#アンタたち、本気なのね(1/2)
夕方。僕とリタさんは、もう一回中央聖教会へ向かった。
目的は、もちろんレジーナさんに会うことだ。
レジーナさんは、特に迷惑がる様子もなく、僕たちに会ってくれた。朝方と同じように客間に通された僕たちに、「どうしました?」と尋ねてくる。
「レジーナさん、僕たち分かったんです」
「何がでしょう?」
僕が切り出すと、レジーナさんは表情を崩さずに問い返す。
「レジーナさん、『少しは頭を使ってください』って言いましたよね? だから僕たちなりに、色々と考えたんです」
僕はリタさんに目配せした。リタさんはこくんと頷く。
「レジーナさん……これからのMNSで受け入れられるのは、ズバリ『平民感』なんじゃないですか?」
レジーナさんの深緑の目が、少し見開かれた。
「私たち、MNSでウケてる投稿を色々と見て回ったんです。例えばこれ……」
リタさんがMNSの書を出して、ある投稿を見せた。帝都で今話題の歌劇団に所属する、歌姫がアップしたものだ。
「この歌姫さん、小さい庭で泥だらけになりながら、花の植え替え作業をしてます。歌姫って言ったら普通、豪華な衣裳とかを着て、キラキラした舞台で歌ったり踊ったりする人なのに」
それから……と言いながら、次にリタさんが見せた投稿は、例の皇帝陛下の念写だった。レジーナさんが、少し息を呑んだのが分かった。
「この念写に映ってる色々なもの、確かに少し値は張りますけど、机もティーカップも、平民でも十分に手が届くような品ばかりです。それに皇帝陛下も、随分とリラックスした装いです」
レジーナさんの目が、MNSの書に釘付けになっている。僕はこっちに注意を向けてもらおうとして、レジーナさんに話しかけた。
「僕たち、MNSの書専門店に行って、店員さんに質問しました。『お客さんって、どんな人が多いですか』って。そうしたら店員さん、『平民の方ですね』って答えてました」
何件か回っても、全部同じような答えだった。
もちろん、貴族街のど真ん中にあるような店は例外だったけど、貴族街と平民街の境目くらいにある店の店員さんは皆、『客は平民の方が多い』と答えていたんだ。

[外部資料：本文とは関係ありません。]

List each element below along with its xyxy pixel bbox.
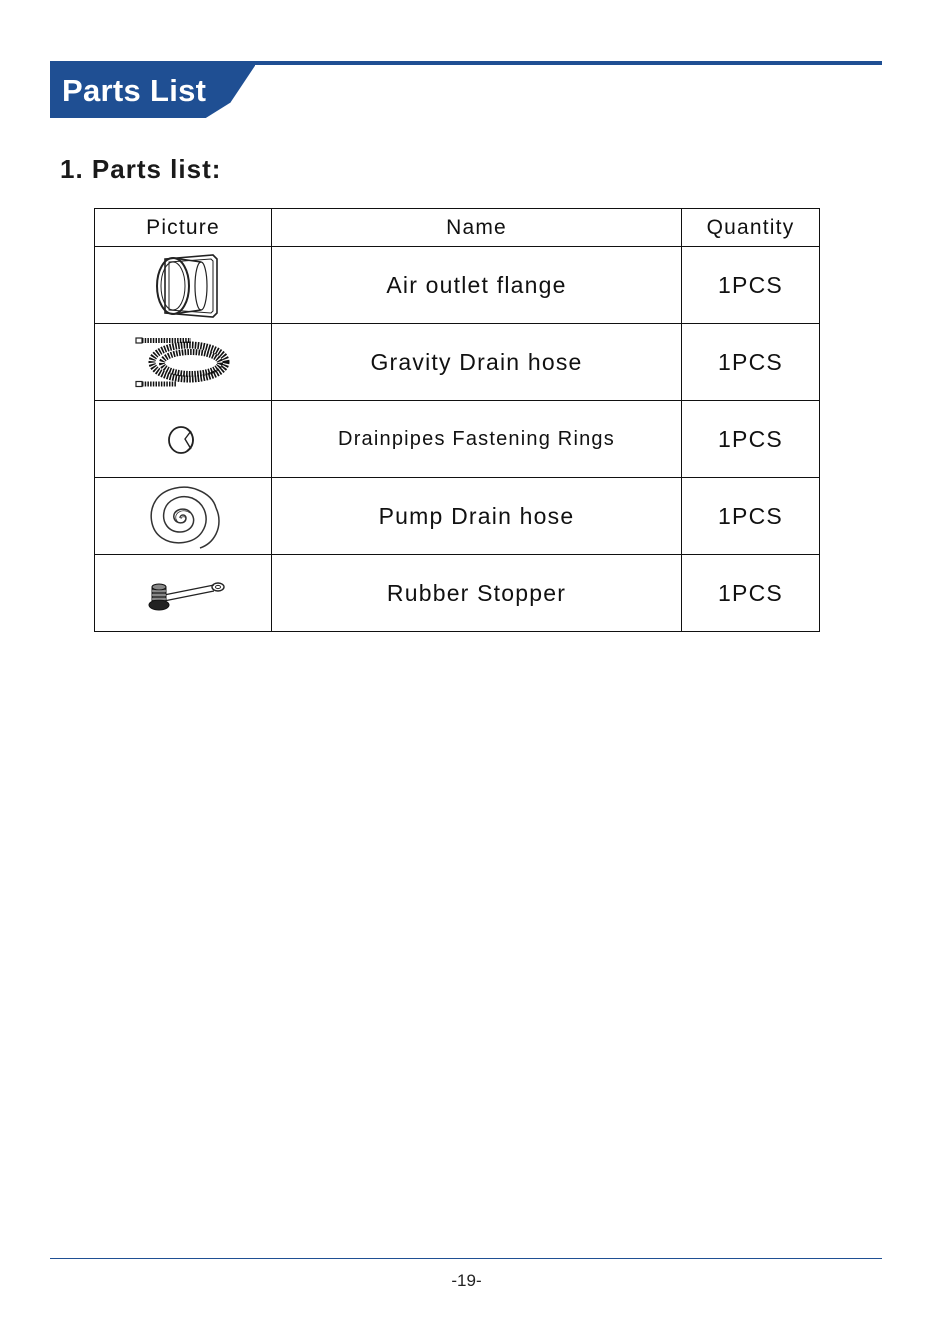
column-header-picture: Picture bbox=[95, 209, 272, 247]
part-name: Rubber Stopper bbox=[272, 555, 682, 632]
picture-cell bbox=[95, 324, 272, 401]
table-row bbox=[95, 401, 820, 478]
table-header-row bbox=[95, 209, 820, 247]
page-number: -19- bbox=[451, 1271, 482, 1290]
picture-cell bbox=[95, 401, 272, 478]
footer-rule bbox=[50, 1258, 882, 1259]
picture-cell bbox=[95, 555, 272, 632]
part-name: Air outlet flange bbox=[272, 247, 682, 324]
part-name: Pump Drain hose bbox=[272, 478, 682, 555]
column-header-name: Name bbox=[272, 209, 682, 247]
part-name: Drainpipes Fastening Rings bbox=[272, 401, 682, 478]
column-header-quantity: Quantity bbox=[682, 209, 820, 247]
pump-drain-hose-icon bbox=[140, 480, 226, 552]
part-name: Gravity Drain hose bbox=[272, 324, 682, 401]
table-row bbox=[95, 478, 820, 555]
table-row bbox=[95, 324, 820, 401]
part-quantity: 1PCS bbox=[682, 247, 820, 324]
air-outlet-flange-icon bbox=[143, 249, 223, 321]
page-title: Parts List bbox=[62, 73, 207, 108]
part-quantity: 1PCS bbox=[682, 401, 820, 478]
part-quantity: 1PCS bbox=[682, 478, 820, 555]
table-row bbox=[95, 247, 820, 324]
part-quantity: 1PCS bbox=[682, 324, 820, 401]
rubber-stopper-icon bbox=[138, 573, 228, 613]
picture-cell bbox=[95, 478, 272, 555]
section-title: 1. Parts list: bbox=[60, 154, 222, 184]
table-row bbox=[95, 555, 820, 632]
fastening-ring-icon bbox=[163, 419, 203, 459]
gravity-drain-hose-icon bbox=[133, 332, 233, 392]
part-quantity: 1PCS bbox=[682, 555, 820, 632]
picture-cell bbox=[95, 247, 272, 324]
parts-table bbox=[94, 208, 820, 632]
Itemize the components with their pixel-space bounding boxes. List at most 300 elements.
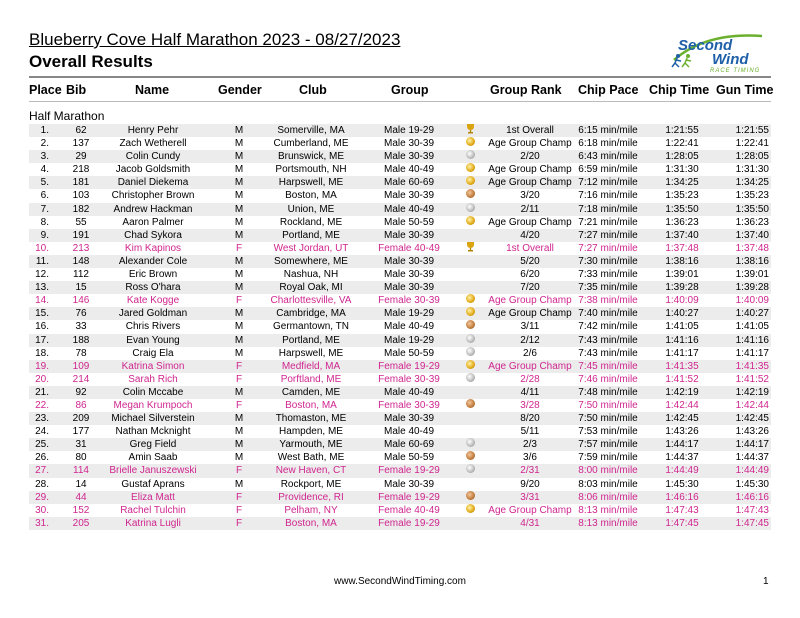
- cell-name: Daniel Diekema: [117, 177, 189, 189]
- cell-group-rank: 1st Overall: [506, 242, 554, 254]
- cell-chip-pace: 7:50 min/mile: [578, 399, 638, 411]
- gold-medal-icon: [466, 163, 475, 172]
- cell-gender: F: [235, 242, 243, 254]
- bronze-medal-icon: [466, 189, 475, 198]
- cell-bib: 181: [72, 177, 90, 189]
- cell-place: 3.: [40, 151, 49, 163]
- cell-chip-pace: 7:12 min/mile: [578, 177, 638, 189]
- cell-name: Greg Field: [129, 439, 177, 451]
- table-row: [29, 124, 771, 137]
- cell-chip-pace: 7:40 min/mile: [578, 308, 638, 320]
- cell-group-rank: 2/28: [520, 373, 540, 385]
- cell-place: 11.: [35, 255, 49, 267]
- silver-medal-icon: [466, 150, 475, 159]
- cell-name: Zach Wetherell: [119, 138, 187, 150]
- section-label: Half Marathon: [29, 109, 105, 123]
- cell-group-rank: 3/28: [520, 399, 540, 411]
- cell-place: 16.: [35, 321, 49, 333]
- cell-chip-pace: 7:21 min/mile: [578, 216, 638, 228]
- cell-group-rank: 4/11: [520, 386, 540, 398]
- cell-gun-time: 1:37:48: [735, 242, 769, 254]
- cell-chip-time: 1:41:35: [665, 360, 699, 372]
- cell-chip-time: 1:47:45: [665, 517, 699, 529]
- cell-group-rank: 2/6: [523, 347, 537, 359]
- cell-gun-time: 1:39:28: [735, 282, 769, 294]
- cell-group: Male 30-39: [383, 269, 435, 281]
- cell-chip-time: 1:22:41: [665, 138, 699, 150]
- cell-bib: 146: [72, 295, 90, 307]
- cell-gender: M: [234, 138, 244, 150]
- gold-medal-icon: [466, 504, 475, 513]
- cell-club: Boston, MA: [285, 190, 337, 202]
- cell-place: 10.: [35, 242, 49, 254]
- cell-gender: M: [234, 203, 244, 215]
- cell-bib: 182: [72, 203, 90, 215]
- cell-club: Cambridge, MA: [276, 308, 346, 320]
- cell-gun-time: 1:37:40: [735, 229, 769, 241]
- cell-group: Male 30-39: [383, 151, 435, 163]
- logo-text-race-timing: RACE TIMING: [710, 68, 761, 74]
- gold-medal-icon: [466, 137, 475, 146]
- table-row: [29, 373, 771, 386]
- cell-club: Camden, ME: [281, 386, 341, 398]
- cell-gun-time: 1:44:49: [735, 465, 769, 477]
- gold-medal-icon: [466, 307, 475, 316]
- cell-chip-time: 1:41:05: [665, 321, 699, 333]
- silver-medal-icon: [466, 373, 475, 382]
- cell-group-rank: 3/31: [520, 491, 540, 503]
- cell-gender: F: [235, 491, 243, 503]
- bronze-medal-icon: [466, 491, 475, 500]
- cell-gun-time: 1:42:45: [735, 413, 769, 425]
- cell-gender: F: [235, 465, 243, 477]
- cell-place: 22.: [35, 399, 49, 411]
- cell-chip-pace: 7:43 min/mile: [578, 347, 638, 359]
- cell-gun-time: 1:40:09: [735, 295, 769, 307]
- page-subtitle: Overall Results: [29, 52, 153, 71]
- cell-chip-time: 1:47:43: [665, 504, 699, 516]
- cell-name: Michael Silverstein: [111, 413, 195, 425]
- cell-group: Male 50-59: [383, 347, 435, 359]
- cell-club: Portland, ME: [282, 229, 340, 241]
- cell-name: Rachel Tulchin: [120, 504, 186, 516]
- table-row: [29, 137, 771, 150]
- cell-club: Union, ME: [287, 203, 335, 215]
- cell-gender: M: [234, 321, 244, 333]
- cell-gender: M: [234, 255, 244, 267]
- cell-chip-time: 1:37:48: [665, 242, 699, 254]
- cell-club: Rockport, ME: [280, 478, 342, 490]
- cell-club: Portland, ME: [282, 334, 340, 346]
- table-row: [29, 334, 771, 347]
- cell-club: Germantown, TN: [273, 321, 349, 333]
- cell-club: Boston, MA: [285, 517, 337, 529]
- cell-chip-time: 1:35:50: [665, 203, 699, 215]
- cell-group-rank: 7/20: [520, 282, 540, 294]
- cell-club: Harpswell, ME: [278, 347, 344, 359]
- cell-group: Male 30-39: [383, 413, 435, 425]
- cell-place: 7.: [40, 203, 49, 215]
- cell-gun-time: 1:41:17: [735, 347, 769, 359]
- table-row: [29, 412, 771, 425]
- gold-medal-icon: [466, 216, 475, 225]
- cell-place: 19.: [35, 360, 49, 372]
- cell-gender: M: [234, 282, 244, 294]
- cell-group-rank: 6/20: [520, 269, 540, 281]
- cell-name: Henry Pehr: [127, 125, 179, 136]
- cell-gun-time: 1:40:27: [735, 308, 769, 320]
- table-row: [29, 150, 771, 163]
- cell-group-rank: 2/12: [520, 334, 540, 346]
- silver-medal-icon: [466, 203, 475, 212]
- cell-chip-pace: 7:50 min/mile: [578, 413, 638, 425]
- gold-medal-icon: [466, 176, 475, 185]
- cell-gender: M: [234, 190, 244, 202]
- cell-bib: 86: [75, 399, 87, 411]
- cell-gun-time: 1:42:44: [735, 399, 769, 411]
- cell-chip-time: 1:31:30: [665, 164, 699, 176]
- table-row: [29, 242, 771, 255]
- cell-chip-pace: 7:43 min/mile: [578, 334, 638, 346]
- cell-club: Porftland, ME: [280, 373, 342, 385]
- cell-group-rank: 4/31: [520, 517, 540, 529]
- cell-name: Ross O'hara: [125, 282, 181, 294]
- table-row: [29, 203, 771, 216]
- cell-gun-time: 1:35:23: [735, 190, 769, 202]
- cell-group-rank: 2/3: [523, 439, 537, 451]
- cell-gender: M: [234, 426, 244, 438]
- cell-place: 30.: [35, 504, 49, 516]
- table-row: [29, 425, 771, 438]
- cell-name: Eliza Matt: [131, 491, 175, 503]
- cell-gun-time: 1:45:30: [735, 478, 769, 490]
- cell-club: Providence, RI: [278, 491, 344, 503]
- cell-gender: M: [234, 177, 244, 189]
- cell-chip-time: 1:42:45: [665, 413, 699, 425]
- cell-bib: 213: [72, 242, 90, 254]
- table-row: [29, 163, 771, 176]
- cell-chip-pace: 7:27 min/mile: [578, 242, 638, 254]
- cell-chip-pace: 8:00 min/mile: [578, 465, 638, 477]
- cell-name: Brielle Januszewski: [109, 465, 197, 477]
- cell-chip-pace: 7:48 min/mile: [578, 386, 638, 398]
- cell-group-rank: Age Group Champ: [488, 138, 572, 150]
- cell-bib: 152: [72, 504, 90, 516]
- cell-gun-time: 1:21:55: [735, 125, 769, 136]
- cell-place: 9.: [40, 229, 49, 241]
- cell-gender: M: [234, 386, 244, 398]
- cell-chip-time: 1:41:17: [665, 347, 699, 359]
- cell-chip-pace: 7:46 min/mile: [578, 373, 638, 385]
- cell-place: 6.: [40, 190, 49, 202]
- col-header-chip-time: Chip Time: [649, 83, 710, 97]
- cell-chip-pace: 7:27 min/mile: [578, 229, 638, 241]
- cell-group: Male 50-59: [383, 452, 435, 464]
- cell-chip-time: 1:39:28: [665, 282, 699, 294]
- cell-chip-pace: 8:03 min/mile: [578, 478, 638, 490]
- cell-gun-time: 1:41:35: [735, 360, 769, 372]
- cell-group: Male 19-29: [383, 125, 435, 136]
- cell-gender: M: [234, 478, 244, 490]
- cell-group-rank: Age Group Champ: [488, 504, 572, 516]
- cell-bib: 92: [75, 386, 87, 398]
- col-header-place: Place: [29, 83, 62, 97]
- cell-group: Female 40-49: [378, 242, 440, 254]
- cell-chip-pace: 6:18 min/mile: [578, 138, 638, 150]
- cell-chip-pace: 7:16 min/mile: [578, 190, 638, 202]
- cell-bib: 137: [72, 138, 90, 150]
- cell-place: 14.: [35, 295, 49, 307]
- cell-group: Male 60-69: [383, 439, 435, 451]
- cell-name: Christopher Brown: [111, 190, 195, 202]
- cell-bib: 103: [72, 190, 90, 202]
- cell-chip-time: 1:39:01: [665, 269, 699, 281]
- table-row: [29, 464, 771, 477]
- cell-gun-time: 1:41:52: [735, 373, 769, 385]
- cell-chip-time: 1:42:44: [665, 399, 699, 411]
- cell-chip-pace: 8:13 min/mile: [578, 504, 638, 516]
- cell-group: Female 30-39: [378, 399, 440, 411]
- cell-chip-time: 1:45:30: [665, 478, 699, 490]
- cell-club: Medfield, MA: [281, 360, 341, 372]
- cell-group: Female 19-29: [378, 360, 440, 372]
- cell-group: Male 40-49: [383, 386, 435, 398]
- cell-bib: 31: [75, 439, 87, 451]
- cell-place: 26.: [35, 452, 49, 464]
- cell-gender: M: [234, 452, 244, 464]
- cell-gender: F: [235, 517, 243, 529]
- cell-group: Male 40-49: [383, 164, 435, 176]
- second-wind-logo: [666, 30, 778, 74]
- cell-name: Eric Brown: [128, 269, 178, 281]
- cell-place: 27.: [35, 465, 49, 477]
- cell-chip-time: 1:28:05: [665, 151, 699, 163]
- cell-chip-pace: 7:42 min/mile: [578, 321, 638, 333]
- cell-gender: M: [234, 269, 244, 281]
- cell-gun-time: 1:47:43: [735, 504, 769, 516]
- cell-bib: 209: [72, 413, 90, 425]
- cell-club: Thomaston, ME: [275, 413, 347, 425]
- cell-gun-time: 1:41:16: [735, 334, 769, 346]
- cell-group: Male 50-59: [383, 216, 435, 228]
- cell-group-rank: 8/20: [520, 413, 540, 425]
- table-row: [29, 517, 771, 530]
- table-row: [29, 438, 771, 451]
- cell-club: Somerville, MA: [277, 125, 345, 136]
- cell-name: Katrina Simon: [121, 360, 185, 372]
- cell-chip-pace: 7:38 min/mile: [578, 295, 638, 307]
- cell-place: 13.: [35, 282, 49, 294]
- cell-chip-time: 1:44:49: [665, 465, 699, 477]
- cell-place: 18.: [35, 347, 49, 359]
- cell-club: Harpswell, ME: [278, 177, 344, 189]
- cell-name: Sarah Rich: [128, 373, 178, 385]
- cell-group-rank: 5/20: [520, 255, 540, 267]
- cell-gun-time: 1:41:05: [735, 321, 769, 333]
- table-row: [29, 360, 771, 373]
- cell-club: Somewhere, ME: [274, 255, 348, 267]
- cell-group: Male 19-29: [383, 334, 435, 346]
- cell-group-rank: 1st Overall: [506, 125, 554, 136]
- cell-club: Charlottesville, VA: [270, 295, 352, 307]
- cell-group-rank: Age Group Champ: [488, 177, 572, 189]
- silver-medal-icon: [466, 464, 475, 473]
- cell-gender: M: [234, 334, 244, 346]
- cell-bib: 214: [72, 373, 90, 385]
- cell-bib: 15: [75, 282, 87, 294]
- cell-place: 1.: [40, 125, 49, 136]
- table-row: [29, 307, 771, 320]
- cell-name: Kate Kogge: [126, 295, 180, 307]
- cell-name: Craig Ela: [132, 347, 174, 359]
- cell-chip-pace: 7:53 min/mile: [578, 426, 638, 438]
- cell-bib: 33: [75, 321, 87, 333]
- cell-chip-time: 1:35:23: [665, 190, 699, 202]
- cell-bib: 44: [75, 491, 87, 503]
- cell-chip-time: 1:46:16: [665, 491, 699, 503]
- table-row: [29, 491, 771, 504]
- cell-gender: M: [234, 151, 244, 163]
- cell-group: Male 40-49: [383, 426, 435, 438]
- cell-club: Hampden, ME: [279, 426, 343, 438]
- page-title: Blueberry Cove Half Marathon 2023 - 08/27/2023: [29, 30, 401, 49]
- table-row: [29, 268, 771, 281]
- cell-chip-pace: 6:15 min/mile: [578, 125, 638, 136]
- cell-chip-time: 1:40:27: [665, 308, 699, 320]
- cell-chip-time: 1:34:25: [665, 177, 699, 189]
- cell-gun-time: 1:31:30: [735, 164, 769, 176]
- cell-place: 12.: [35, 269, 49, 281]
- cell-chip-pace: 7:18 min/mile: [578, 203, 638, 215]
- cell-group-rank: Age Group Champ: [488, 164, 572, 176]
- logo-text-wind: Wind: [712, 51, 749, 68]
- cell-bib: 76: [75, 308, 87, 320]
- cell-place: 2.: [40, 138, 49, 150]
- cell-chip-time: 1:42:19: [665, 386, 699, 398]
- cell-bib: 205: [72, 517, 90, 529]
- cell-place: 17.: [35, 334, 49, 346]
- header-divider: [29, 76, 771, 78]
- cell-club: West Jordan, UT: [273, 242, 349, 254]
- table-row: [29, 229, 771, 242]
- cell-place: 23.: [35, 413, 49, 425]
- cell-club: Cumberland, ME: [273, 138, 349, 150]
- cell-name: Chad Sykora: [124, 229, 182, 241]
- cell-group: Male 60-69: [383, 177, 435, 189]
- table-row: [29, 478, 771, 491]
- cell-place: 4.: [40, 164, 49, 176]
- gold-medal-icon: [466, 294, 475, 303]
- cell-chip-time: 1:44:37: [665, 452, 699, 464]
- cell-group: Male 30-39: [383, 282, 435, 294]
- cell-gender: M: [234, 216, 244, 228]
- cell-gun-time: 1:42:19: [735, 386, 769, 398]
- cell-gender: M: [234, 439, 244, 451]
- cell-gun-time: 1:44:37: [735, 452, 769, 464]
- cell-place: 31.: [35, 517, 49, 529]
- cell-group-rank: Age Group Champ: [488, 360, 572, 372]
- cell-name: Aaron Palmer: [122, 216, 184, 228]
- cell-bib: 191: [72, 229, 90, 241]
- cell-gender: M: [234, 164, 244, 176]
- cell-name: Kim Kapinos: [124, 242, 182, 254]
- cell-name: Gustaf Aprans: [121, 478, 185, 490]
- bronze-medal-icon: [466, 399, 475, 408]
- cell-group-rank: 9/20: [520, 478, 540, 490]
- logo-text-second: Second: [678, 37, 733, 54]
- cell-group-rank: Age Group Champ: [488, 216, 572, 228]
- table-row: [29, 399, 771, 412]
- cell-group-rank: 2/31: [520, 465, 540, 477]
- gold-medal-icon: [466, 360, 475, 369]
- cell-club: Pelham, NY: [284, 504, 338, 516]
- cell-place: 28.: [35, 478, 49, 490]
- cell-place: 29.: [35, 491, 49, 503]
- cell-group-rank: Age Group Champ: [488, 308, 572, 320]
- cell-gender: M: [234, 125, 244, 136]
- cell-name: Andrew Hackman: [113, 203, 193, 215]
- cell-gender: F: [235, 504, 243, 516]
- cell-group-rank: 5/11: [520, 426, 540, 438]
- cell-chip-pace: 8:06 min/mile: [578, 491, 638, 503]
- cell-group: Male 19-29: [383, 308, 435, 320]
- cell-bib: 62: [75, 125, 87, 136]
- cell-group-rank: 4/20: [520, 229, 540, 241]
- cell-gun-time: 1:39:01: [735, 269, 769, 281]
- cell-group: Male 30-39: [383, 190, 435, 202]
- cell-group-rank: Age Group Champ: [488, 295, 572, 307]
- cell-group: Female 19-29: [378, 517, 440, 529]
- cell-name: Megan Krumpoch: [113, 399, 193, 411]
- col-header-club: Club: [299, 83, 327, 97]
- cell-group: Male 30-39: [383, 255, 435, 267]
- cell-gender: F: [235, 373, 243, 385]
- footer-url: www.SecondWindTiming.com: [334, 576, 466, 587]
- silver-medal-icon: [466, 334, 475, 343]
- silver-medal-icon: [466, 438, 475, 447]
- cell-gun-time: 1:47:45: [735, 517, 769, 529]
- cell-place: 15.: [35, 308, 49, 320]
- table-row: [29, 216, 771, 229]
- col-header-group: Group: [391, 83, 429, 97]
- cell-club: West Bath, ME: [277, 452, 345, 464]
- cell-chip-time: 1:44:17: [665, 439, 699, 451]
- cell-name: Chris Rivers: [125, 321, 181, 333]
- col-header-gender: Gender: [218, 83, 262, 97]
- cell-gun-time: 1:34:25: [735, 177, 769, 189]
- cell-chip-pace: 7:35 min/mile: [578, 282, 638, 294]
- cell-club: New Haven, CT: [275, 465, 347, 477]
- table-row: [29, 294, 771, 307]
- cell-group: Female 30-39: [378, 295, 440, 307]
- table-row: [29, 386, 771, 399]
- cell-chip-time: 1:37:40: [665, 229, 699, 241]
- cell-group-rank: 3/11: [520, 321, 540, 333]
- col-header-name: Name: [135, 83, 170, 97]
- cell-name: Amin Saab: [128, 452, 178, 464]
- columns-divider: [29, 101, 771, 102]
- table-row: [29, 281, 771, 294]
- cell-chip-time: 1:21:55: [665, 125, 699, 136]
- cell-bib: 148: [72, 255, 90, 267]
- cell-club: Portsmouth, NH: [275, 164, 347, 176]
- cell-chip-pace: 7:45 min/mile: [578, 360, 638, 372]
- cell-group-rank: 2/20: [520, 151, 540, 163]
- cell-group-rank: 3/6: [523, 452, 537, 464]
- cell-chip-time: 1:40:09: [665, 295, 699, 307]
- cell-group: Male 40-49: [383, 203, 435, 215]
- cell-chip-pace: 7:33 min/mile: [578, 269, 638, 281]
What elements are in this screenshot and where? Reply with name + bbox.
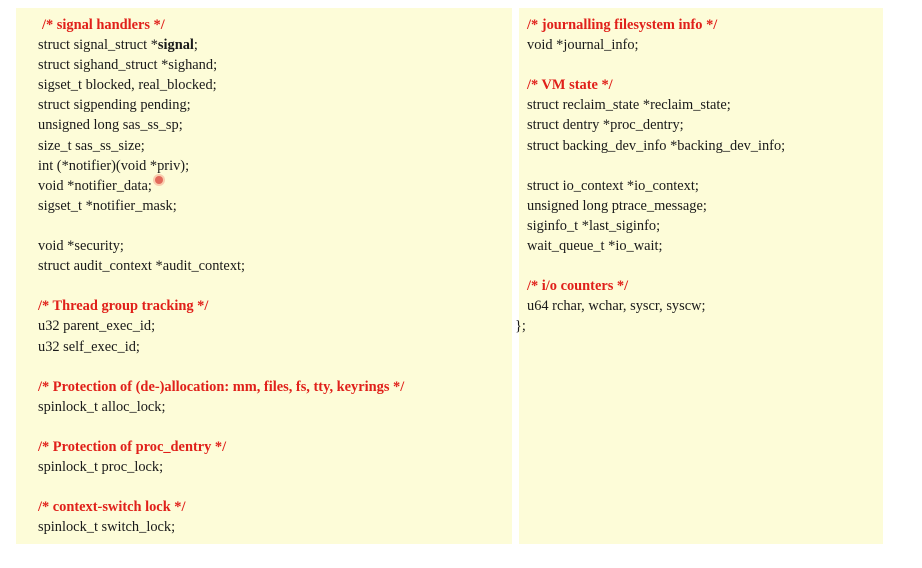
code-text: void *notifier_data; <box>38 177 152 194</box>
code-text: spinlock_t switch_lock; <box>38 519 176 536</box>
code-text: unsigned long sas_ss_sp; <box>38 117 183 134</box>
code-line <box>38 397 404 417</box>
code-line <box>38 95 404 115</box>
left-code-panel <box>16 8 512 544</box>
code-line <box>527 136 785 156</box>
code-comment: /* signal handlers */ <box>42 17 165 33</box>
blank-line <box>38 477 404 497</box>
blank-line <box>527 256 785 276</box>
code-line <box>527 216 785 236</box>
code-text: sigset_t *notifier_mask; <box>38 197 177 214</box>
code-text: int (*notifier)(void *priv); <box>38 157 190 174</box>
blank-line <box>527 156 785 176</box>
code-line <box>38 75 404 95</box>
code-line <box>38 176 404 196</box>
code-text: struct sigpending pending; <box>38 97 191 114</box>
code-comment: /* Protection of proc_dentry */ <box>38 438 227 455</box>
code-text: unsigned long ptrace_message; <box>527 197 707 214</box>
code-line <box>38 35 404 55</box>
code-line <box>38 236 404 256</box>
code-line <box>38 136 404 156</box>
code-line <box>527 196 785 216</box>
code-line <box>527 95 785 115</box>
code-text: struct reclaim_state *reclaim_state; <box>527 97 731 114</box>
code-text: spinlock_t proc_lock; <box>38 459 164 476</box>
code-line <box>38 156 404 176</box>
code-comment: /* i/o counters */ <box>527 278 629 295</box>
code-line <box>38 256 404 276</box>
code-line <box>38 517 404 537</box>
code-line <box>38 196 404 216</box>
code-comment: /* context-switch lock */ <box>38 499 186 516</box>
code-line <box>527 176 785 196</box>
code-comment: /* Thread group tracking */ <box>38 298 209 315</box>
code-text: sigset_t blocked, real_blocked; <box>38 77 217 94</box>
code-line <box>527 35 785 55</box>
closing-brace: }; <box>515 318 526 335</box>
blank-line <box>527 55 785 75</box>
code-text: wait_queue_t *io_wait; <box>527 238 663 255</box>
blank-line <box>38 417 404 437</box>
code-text: ; <box>193 37 198 54</box>
code-text: u32 parent_exec_id; <box>38 318 156 335</box>
code-text: void *journal_info; <box>527 37 639 54</box>
blank-line <box>38 357 404 377</box>
code-line <box>38 316 404 336</box>
code-line <box>38 55 404 75</box>
code-text: void *security; <box>38 238 124 255</box>
code-text: siginfo_t *last_siginfo; <box>527 217 661 234</box>
code-text: struct sighand_struct *sighand; <box>38 57 218 74</box>
code-text: spinlock_t alloc_lock; <box>38 398 166 415</box>
left-code-block <box>38 15 404 537</box>
code-text: struct backing_dev_info *backing_dev_info; <box>527 137 786 154</box>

「レジーナさん、私、『一万いいねを取る』ってどういうことかよく考えたんです。それってつまり……『多くの人の目にとまる』ってことですよね? じゃあ、その『多くの人』っていうのは誰なんだ、って話ですけど……」
リタさんが、僕の方をチラッと見た。
「この帝国の人口の大多数は平民です。それは、MNSのユーザーも同じ。MNSのユーザーは、貴族よりも平民の方が多いんです」
リタさんの言葉を、レジーナさんは少し身を乗り出して聞いていた。ううん、聞き惚れてる、って言った方がいいのかな。表情が、さっきまでと全然違う。なんて言うか、生き生きとしていた。
「だから、『MNSでウケるもの=平民にウケるもの』なんです。平民たちが、『自分たちがいるところが想像できる空間』とか、『自分たちが使うところがイメージできるもの』とか、そういうのが人気なんじゃないでしょうか?」
でも多分、それに気が付いてる人はまだ少ない。
だから、リタさんの貴族仲間たちは、今まで通りの、『貴族にウケそうな』、盛りまくられてる華やかさを重視した投稿ばかりしていた。
でも、皆が見たがってるのはそういう念写じゃないから……だから、貴族の投稿よりも、平民の投稿の方に、たくさんのいいねがつくことがあったんだ。
これが、僕たちが出した結論だった。
さあ、レジーナさんは、これをどんなふうに受け止める?
僕は息をするのも忘れそうなくらい緊張しながら、レジーナさんを見つめて、彼女が何か言うのを待った。